Daily file photo by Sherry Li

The outside of Allison Hall, which forms a “residential neighborhood” with Shepard Hall and 1838 Chicago. During seven town hall meetings last month, administrators addressed students’ concerns about the neighborhood model.

Peter Kotecki, Campus Editor

Following seven town hall meetings in October, a University committee is moving closer to finalizing a report with recommendations for improving the residential experience on campus.

The Undergraduate Residential Experience Committee will submit the report to vice president for student affairs Patricia Telles-Irvin by the end of December, said committee co-chair Paul Riel, assistant vice president for residential and dining services. The town hall meetings are only one part of the committee’s work as four subcommittees are discussing topics such as equity of experience and student-faculty interaction to produce the report, he said.

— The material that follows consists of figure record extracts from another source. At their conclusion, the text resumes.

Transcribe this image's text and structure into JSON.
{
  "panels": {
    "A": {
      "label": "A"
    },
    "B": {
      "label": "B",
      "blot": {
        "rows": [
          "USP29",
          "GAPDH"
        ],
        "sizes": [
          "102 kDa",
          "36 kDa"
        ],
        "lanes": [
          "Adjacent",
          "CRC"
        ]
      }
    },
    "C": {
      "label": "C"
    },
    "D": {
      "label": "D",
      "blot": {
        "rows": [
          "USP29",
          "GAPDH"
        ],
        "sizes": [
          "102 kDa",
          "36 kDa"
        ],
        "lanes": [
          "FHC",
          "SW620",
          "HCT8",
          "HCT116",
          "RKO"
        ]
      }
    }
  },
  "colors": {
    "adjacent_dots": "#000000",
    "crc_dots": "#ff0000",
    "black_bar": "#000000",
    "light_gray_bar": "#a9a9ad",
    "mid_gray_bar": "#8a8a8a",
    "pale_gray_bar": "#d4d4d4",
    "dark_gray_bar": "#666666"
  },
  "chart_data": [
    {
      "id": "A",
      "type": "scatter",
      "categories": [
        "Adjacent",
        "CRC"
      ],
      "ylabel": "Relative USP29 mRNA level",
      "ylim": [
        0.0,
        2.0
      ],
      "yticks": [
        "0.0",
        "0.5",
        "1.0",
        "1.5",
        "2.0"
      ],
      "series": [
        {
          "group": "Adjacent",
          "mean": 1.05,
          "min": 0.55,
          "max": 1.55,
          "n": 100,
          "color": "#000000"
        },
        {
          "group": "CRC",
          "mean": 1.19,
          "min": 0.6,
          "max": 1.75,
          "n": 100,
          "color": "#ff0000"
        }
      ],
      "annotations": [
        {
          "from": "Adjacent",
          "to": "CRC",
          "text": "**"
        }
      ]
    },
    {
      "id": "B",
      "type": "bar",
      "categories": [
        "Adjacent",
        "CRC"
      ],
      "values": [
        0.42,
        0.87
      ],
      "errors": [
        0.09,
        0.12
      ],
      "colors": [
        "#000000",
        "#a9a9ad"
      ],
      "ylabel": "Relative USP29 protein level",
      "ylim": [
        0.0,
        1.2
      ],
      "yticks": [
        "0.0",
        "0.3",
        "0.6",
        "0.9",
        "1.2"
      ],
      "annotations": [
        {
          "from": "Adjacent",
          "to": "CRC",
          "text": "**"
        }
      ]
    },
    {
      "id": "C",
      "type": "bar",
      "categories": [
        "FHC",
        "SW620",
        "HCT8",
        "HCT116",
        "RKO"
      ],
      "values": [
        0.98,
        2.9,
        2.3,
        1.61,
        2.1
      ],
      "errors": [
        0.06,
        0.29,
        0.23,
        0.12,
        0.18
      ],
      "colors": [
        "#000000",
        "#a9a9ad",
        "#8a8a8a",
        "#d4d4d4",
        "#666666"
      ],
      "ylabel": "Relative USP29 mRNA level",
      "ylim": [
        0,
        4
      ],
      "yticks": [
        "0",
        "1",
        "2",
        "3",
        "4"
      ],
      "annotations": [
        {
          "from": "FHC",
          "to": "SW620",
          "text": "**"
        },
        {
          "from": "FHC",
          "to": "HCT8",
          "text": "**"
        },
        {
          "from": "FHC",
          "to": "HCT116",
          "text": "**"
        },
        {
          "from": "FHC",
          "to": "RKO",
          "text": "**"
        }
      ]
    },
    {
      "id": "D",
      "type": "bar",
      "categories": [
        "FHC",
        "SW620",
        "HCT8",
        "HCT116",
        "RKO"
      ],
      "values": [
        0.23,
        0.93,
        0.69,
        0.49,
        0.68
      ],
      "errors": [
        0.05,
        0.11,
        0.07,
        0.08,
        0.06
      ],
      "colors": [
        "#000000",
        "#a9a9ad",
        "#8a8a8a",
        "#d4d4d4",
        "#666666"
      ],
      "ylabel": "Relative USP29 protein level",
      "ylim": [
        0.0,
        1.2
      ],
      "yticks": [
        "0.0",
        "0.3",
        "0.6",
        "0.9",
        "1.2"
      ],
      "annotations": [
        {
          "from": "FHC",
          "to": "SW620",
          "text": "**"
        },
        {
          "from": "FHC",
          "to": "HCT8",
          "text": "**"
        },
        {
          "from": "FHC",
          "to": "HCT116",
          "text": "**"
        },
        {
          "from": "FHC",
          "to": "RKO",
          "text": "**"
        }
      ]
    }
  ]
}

During the town hall meetings, students and administrators discussed the “neighborhood model,” which would involve creating communities among different buildings, with each residential hall or college offering specific amenities, said committee co-chair Ron Braeutigam, associate provost for undergraduate education.

The only neighborhood model currently in place is Allison Hall, 1838 Chicago and Shepard Hall. Allison offers a dining hall, Shepard offers an “engagement center” — a space that includes lounges, a demo kitchen and a meditation room — and 1838 Chicago offers a fitness center.

“The meetings were really designed to talk about the higher level plans, rather than what fees will exactly be charged, exactly how the student governance works,” he said. “Some of the meetings, I think we focused an awful lot on details, and we just don’t have answers to those things yet.”

He added that students seemed to like the idea of more faculty involvement in student residences.

Residential College Board president Dominique Mejia, a member of the committee, said there is a lot of uncertainty among students about the neighborhood model. Some students are concerned creating a residential neighborhood could lead to security issues, but Mejia said the committee clarified during the town hall meetings not all neighborhood buildings would be accessible for everyone.

“Only buildings that would actually be able to provide like an engagement center, gym or dining hall, would be accessible to everybody in the neighborhood,” the Weinberg senior said. “In terms of residential colleges that are a lot smaller or Greek housing, those would not be open to the public.”

Riel said some students were also concerned about the neighborhood model hurting the residential college structure. The committee aims to improve the residential experience for all on-campus students, including those in Greek housing, he said.

“Our thought process is we need to figure out a way to invite anyone who is residential … to be part of something larger and something more elegant than we’re currently doing,” he said. “The town halls were a nice way to talk about that and gather information and insight from students as to their impressions of the work we are doing.”

Under a neighborhood model, Riel said, students could have different experiences in intramural sports and community service. The engagement centers in each neighborhood would allow students to use meeting rooms, access fitness centers and use collaboration spaces, he said.

“There are plans for five of these across campus in the next nine years, so we believe this is the way in which you shift toward something larger and something more inclusive,” Riel said.